Fracas quotidien #1
Nicolas Miot
Les discussions simples, ces moments d'échanges spontanés qui surviennent entre personnes, parfois inconnues, au détour d'une rue. Nous étions trois, les uns connaissant les autres de par leurs propos, leur parcours ou les relations professionnelles qu'entretiennent chacun. Pas trois amis, pas trois connaissances. Finalement, simplement trois personnes qui discutent au croisement de trois rues, de sujets banals, du quotidien.
Entre les tarifs de l'immobilier à Bruxelles, la situation tendue que subissent les parisiens et les tracas habituels des listes de cadeaux de Noël, nos échanges quotidiens furent interrompus par la voix d'une quinquagénaire qui, accompagnée d'une fillette d'une petite dizaine d'année, nous interpellait :
Vous n'auriez pas 2€50 ? Je n'ai pas assez de monnaie pour le bus de la petite.
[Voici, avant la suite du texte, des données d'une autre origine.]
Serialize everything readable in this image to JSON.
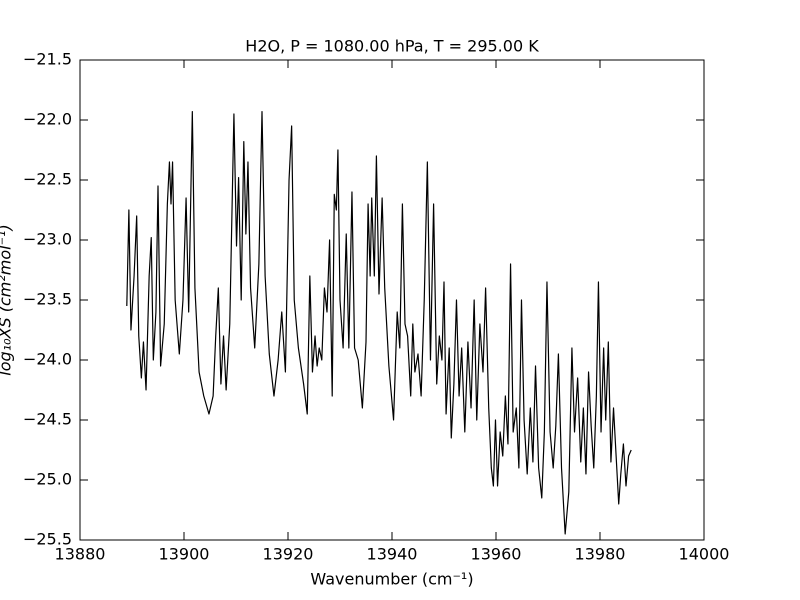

Please, please, répète la fillette avec un air satisfait de montrer son anglais.
Chacun s'exécute, chignant sacs et poches en quête d'un fond de monnaie. Avec un peu de peine, et un fois les poches vidées, le compte tombe : 2€ en petite monnaie qu'on s'empresse de délivrer à ces dames, l'air un peu désolé.
Il en manque un peu, tant pis …
C'est tout ce qu'on a sur nous, une âme charitable devrait pouvoir vous avoir ce qu'il manque.
Termine l'un d'entre nous alors que notre interlocutrice s'éloigne, la petite au bout du bras.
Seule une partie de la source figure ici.